Opolskie łyżwiarki zbierają pieniądze na przygotowania do igrzysk w Soczi

Marcin Sagan
Marcin Sagan
Marta Wójcik (z lewej) iAida Bella mają szansę być pierwszymi od 62 lat sportowcami z naszego regionu, które wystartują na zimowych igrzyskach olimpijskich.
Marta Wójcik (z lewej) iAida Bella mają szansę być pierwszymi od 62 lat sportowcami z naszego regionu, które wystartują na zimowych igrzyskach olimpijskich.
To pierwszy taki przypadek w historii polskiego olimpizmu. Na świecie to praktyka znana od lat.

Aida Bella i Marta Wójcik to dwie specjalistki od short tracku (ścigania się na łyżwach na krótkim torze).

Zawodniczki AZS-u Politechniki Opole znalazły się w szerokiej kadrze na zaczynające się za niespełna pięć miesięcy zimowe igrzyska olimpijskie w rosyjskim Soczi.
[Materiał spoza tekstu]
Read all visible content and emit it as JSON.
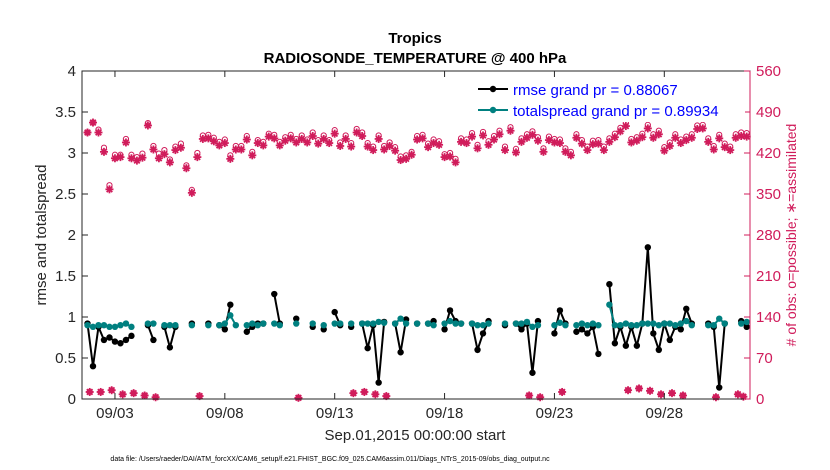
{
  "chart_data": {
    "type": "line",
    "title": "Tropics",
    "subtitle": "RADIOSONDE_TEMPERATURE @ 400 hPa",
    "xlabel": "Sep.01,2015 00:00:00 start",
    "ylabel": "rmse and totalspread",
    "ylabel_right": "# of obs: o=possible; ∗=assimilated",
    "xlim": [
      1.5,
      31.9
    ],
    "ylim": [
      0,
      4
    ],
    "ylim_right": [
      0,
      560
    ],
    "x_ticks": [
      3,
      8,
      13,
      18,
      23,
      28
    ],
    "x_tick_labels": [
      "09/03",
      "09/08",
      "09/13",
      "09/18",
      "09/23",
      "09/28"
    ],
    "y_ticks": [
      0,
      0.5,
      1,
      1.5,
      2,
      2.5,
      3,
      3.5,
      4
    ],
    "y_tick_labels": [
      "0",
      "0.5",
      "1",
      "1.5",
      "2",
      "2.5",
      "3",
      "3.5",
      "4"
    ],
    "y_ticks_right": [
      0,
      70,
      140,
      210,
      280,
      350,
      420,
      490,
      560
    ],
    "y_tick_labels_right": [
      "0",
      "70",
      "140",
      "210",
      "280",
      "350",
      "420",
      "490",
      "560"
    ],
    "x": [
      1.75,
      2,
      2.25,
      2.5,
      2.75,
      3,
      3.25,
      3.5,
      3.75,
      4,
      4.25,
      4.5,
      4.75,
      5,
      5.25,
      5.5,
      5.75,
      6,
      6.25,
      6.5,
      6.75,
      7,
      7.25,
      7.5,
      7.75,
      8,
      8.25,
      8.5,
      8.75,
      9,
      9.25,
      9.5,
      9.75,
      10,
      10.25,
      10.5,
      10.75,
      11,
      11.25,
      11.5,
      11.75,
      12,
      12.25,
      12.5,
      12.75,
      13,
      13.25,
      13.5,
      13.75,
      14,
      14.25,
      14.5,
      14.75,
      15,
      15.25,
      15.5,
      15.75,
      16,
      16.25,
      16.5,
      16.75,
      17,
      17.25,
      17.5,
      17.75,
      18,
      18.25,
      18.5,
      18.75,
      19,
      19.25,
      19.5,
      19.75,
      20,
      20.25,
      20.5,
      20.75,
      21,
      21.25,
      21.5,
      21.75,
      22,
      22.25,
      22.5,
      22.75,
      23,
      23.25,
      23.5,
      23.75,
      24,
      24.25,
      24.5,
      24.75,
      25,
      25.25,
      25.5,
      25.75,
      26,
      26.25,
      26.5,
      26.75,
      27,
      27.25,
      27.5,
      27.75,
      28,
      28.25,
      28.5,
      28.75,
      29,
      29.25,
      29.5,
      29.75,
      30,
      30.25,
      30.5,
      30.75,
      31,
      31.25,
      31.5,
      31.75
    ],
    "series": [
      {
        "name": "rmse grand pr = 0.88067",
        "axis": "left",
        "color": "#000000",
        "values": [
          0.92,
          0.4,
          0.88,
          0.72,
          0.75,
          0.7,
          0.68,
          0.72,
          0.77,
          null,
          null,
          0.9,
          0.72,
          null,
          0.88,
          0.63,
          0.88,
          null,
          null,
          0.92,
          null,
          null,
          0.92,
          null,
          0.9,
          0.85,
          1.15,
          null,
          null,
          0.82,
          0.88,
          0.92,
          0.92,
          null,
          1.28,
          0.92,
          null,
          null,
          0.98,
          null,
          null,
          0.88,
          null,
          0.85,
          null,
          1.06,
          0.9,
          null,
          0.88,
          null,
          0.92,
          0.62,
          0.9,
          0.2,
          0.94,
          null,
          0.92,
          0.57,
          0.97,
          null,
          0.92,
          null,
          0.92,
          0.95,
          null,
          0.85,
          1.08,
          0.95,
          0.92,
          null,
          0.92,
          0.6,
          0.8,
          0.95,
          null,
          null,
          0.9,
          null,
          0.92,
          0.85,
          0.92,
          0.32,
          0.95,
          null,
          null,
          0.8,
          1.08,
          0.92,
          null,
          0.82,
          0.85,
          0.8,
          0.88,
          0.55,
          null,
          1.4,
          0.68,
          0.88,
          0.65,
          0.88,
          0.65,
          0.92,
          1.85,
          0.8,
          0.6,
          0.92,
          0.72,
          0.88,
          0.85,
          1.1,
          0.92,
          null,
          null,
          0.92,
          0.88,
          0.14,
          0.92,
          null,
          null,
          0.95,
          0.88
        ]
      },
      {
        "name": "totalspread grand pr = 0.89934",
        "axis": "left",
        "color": "#008080",
        "values": [
          0.9,
          0.88,
          0.9,
          0.9,
          0.88,
          0.88,
          0.9,
          0.92,
          0.88,
          null,
          null,
          0.92,
          0.92,
          null,
          0.9,
          0.9,
          0.9,
          null,
          null,
          0.9,
          null,
          null,
          0.9,
          null,
          0.9,
          0.92,
          1.02,
          0.9,
          null,
          0.9,
          0.92,
          0.9,
          0.92,
          null,
          0.92,
          0.9,
          null,
          null,
          0.92,
          null,
          null,
          0.92,
          null,
          0.9,
          null,
          0.92,
          0.92,
          null,
          0.92,
          null,
          0.92,
          0.92,
          0.92,
          0.94,
          0.93,
          null,
          0.92,
          0.98,
          0.92,
          null,
          0.92,
          null,
          0.92,
          0.9,
          null,
          0.92,
          0.95,
          0.92,
          0.92,
          null,
          0.92,
          0.9,
          0.9,
          0.92,
          null,
          null,
          0.92,
          null,
          0.92,
          0.92,
          0.94,
          0.88,
          0.9,
          null,
          null,
          0.9,
          0.93,
          0.9,
          null,
          0.9,
          0.92,
          0.9,
          0.92,
          0.9,
          null,
          1.15,
          0.9,
          0.9,
          0.92,
          0.9,
          0.9,
          0.92,
          0.92,
          0.92,
          0.9,
          0.92,
          0.92,
          0.9,
          0.92,
          0.95,
          0.9,
          null,
          null,
          0.9,
          0.9,
          0.98,
          0.92,
          null,
          null,
          0.92,
          0.94
        ]
      },
      {
        "name": "possible observations",
        "axis": "right",
        "color": "#d01c5b",
        "marker": "o",
        "values": [
          455,
          472,
          460,
          429,
          365,
          417,
          417,
          444,
          417,
          413,
          419,
          471,
          432,
          419,
          425,
          409,
          431,
          436,
          399,
          357,
          420,
          450,
          451,
          446,
          439,
          443,
          416,
          432,
          432,
          449,
          422,
          442,
          439,
          453,
          451,
          439,
          447,
          451,
          444,
          450,
          443,
          455,
          442,
          450,
          442,
          459,
          438,
          450,
          437,
          461,
          455,
          437,
          431,
          450,
          432,
          438,
          430,
          414,
          416,
          422,
          449,
          451,
          436,
          443,
          440,
          418,
          420,
          410,
          445,
          443,
          454,
          434,
          456,
          440,
          449,
          458,
          431,
          464,
          427,
          445,
          452,
          457,
          447,
          428,
          448,
          444,
          443,
          428,
          422,
          452,
          442,
          431,
          441,
          442,
          431,
          445,
          453,
          463,
          472,
          444,
          447,
          453,
          468,
          452,
          458,
          430,
          438,
          452,
          443,
          448,
          452,
          467,
          468,
          445,
          432,
          451,
          436,
          431,
          452,
          455,
          454
        ]
      },
      {
        "name": "assimilated observations",
        "axis": "right",
        "color": "#d01c5b",
        "marker": "*",
        "values": [
          455,
          472,
          455,
          422,
          358,
          411,
          413,
          438,
          411,
          407,
          412,
          467,
          426,
          411,
          418,
          404,
          425,
          429,
          394,
          352,
          413,
          444,
          445,
          440,
          433,
          437,
          410,
          426,
          426,
          443,
          416,
          437,
          433,
          448,
          445,
          433,
          441,
          445,
          438,
          444,
          438,
          449,
          436,
          444,
          437,
          453,
          432,
          444,
          431,
          455,
          449,
          431,
          425,
          444,
          426,
          432,
          424,
          408,
          410,
          417,
          443,
          445,
          430,
          437,
          434,
          413,
          414,
          404,
          439,
          437,
          448,
          428,
          450,
          434,
          443,
          452,
          425,
          458,
          421,
          439,
          446,
          451,
          441,
          422,
          442,
          438,
          437,
          422,
          416,
          446,
          436,
          425,
          435,
          436,
          425,
          439,
          447,
          457,
          466,
          438,
          441,
          447,
          462,
          446,
          452,
          424,
          432,
          446,
          437,
          442,
          446,
          461,
          462,
          439,
          426,
          445,
          430,
          425,
          446,
          449,
          448
        ]
      }
    ],
    "counts_near_zero": [
      {
        "x": 1.85,
        "v": 12
      },
      {
        "x": 2.35,
        "v": 12
      },
      {
        "x": 2.85,
        "v": 15
      },
      {
        "x": 3.35,
        "v": 8
      },
      {
        "x": 3.85,
        "v": 10
      },
      {
        "x": 4.35,
        "v": 6
      },
      {
        "x": 4.85,
        "v": 3
      },
      {
        "x": 6.85,
        "v": 5
      },
      {
        "x": 11.35,
        "v": 2
      },
      {
        "x": 13.85,
        "v": 10
      },
      {
        "x": 14.35,
        "v": 12
      },
      {
        "x": 14.85,
        "v": 8
      },
      {
        "x": 15.35,
        "v": 5
      },
      {
        "x": 21.85,
        "v": 6
      },
      {
        "x": 22.35,
        "v": 3
      },
      {
        "x": 23.35,
        "v": 12
      },
      {
        "x": 26.35,
        "v": 15
      },
      {
        "x": 26.85,
        "v": 18
      },
      {
        "x": 27.35,
        "v": 14
      },
      {
        "x": 27.85,
        "v": 8
      },
      {
        "x": 28.35,
        "v": 10
      },
      {
        "x": 28.85,
        "v": 6
      },
      {
        "x": 30.35,
        "v": 3
      },
      {
        "x": 31.35,
        "v": 8
      },
      {
        "x": 31.6,
        "v": 4
      }
    ],
    "legend_position": "top-right",
    "grid": false
  },
  "footer": "data file: /Users/raeder/DAI/ATM_forcXX/CAM6_setup/f.e21.FHIST_BGC.f09_025.CAM6assim.011/Diags_NTrS_2015-09/obs_diag_output.nc",
  "colors": {
    "rmse": "#000000",
    "spread": "#008080",
    "obs": "#d01c5b",
    "legend_text": "#0000ff"
  }
}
Kwalifikacje do reprezentacji olimpijskiej będą trwać w najbliższych kilkunastu tygodniach, ale żeby w nich jak najlepiej wypaść postanowiły wraz z trójką innych sportowców w dość ciekawy sposób zbierać pieniądze na przygotowania.

Nasze łyżwiarki uczestniczą w projekcie “X dni do Soczi 2014" w ramach którego zbierają pieniądze. Władze Polskiego Związku Łyżwiarstwa Szybkiego przyznają bowiem, że nie są w stanie w pełni zabezpieczyć potrzeb przygotowujących się sportowców.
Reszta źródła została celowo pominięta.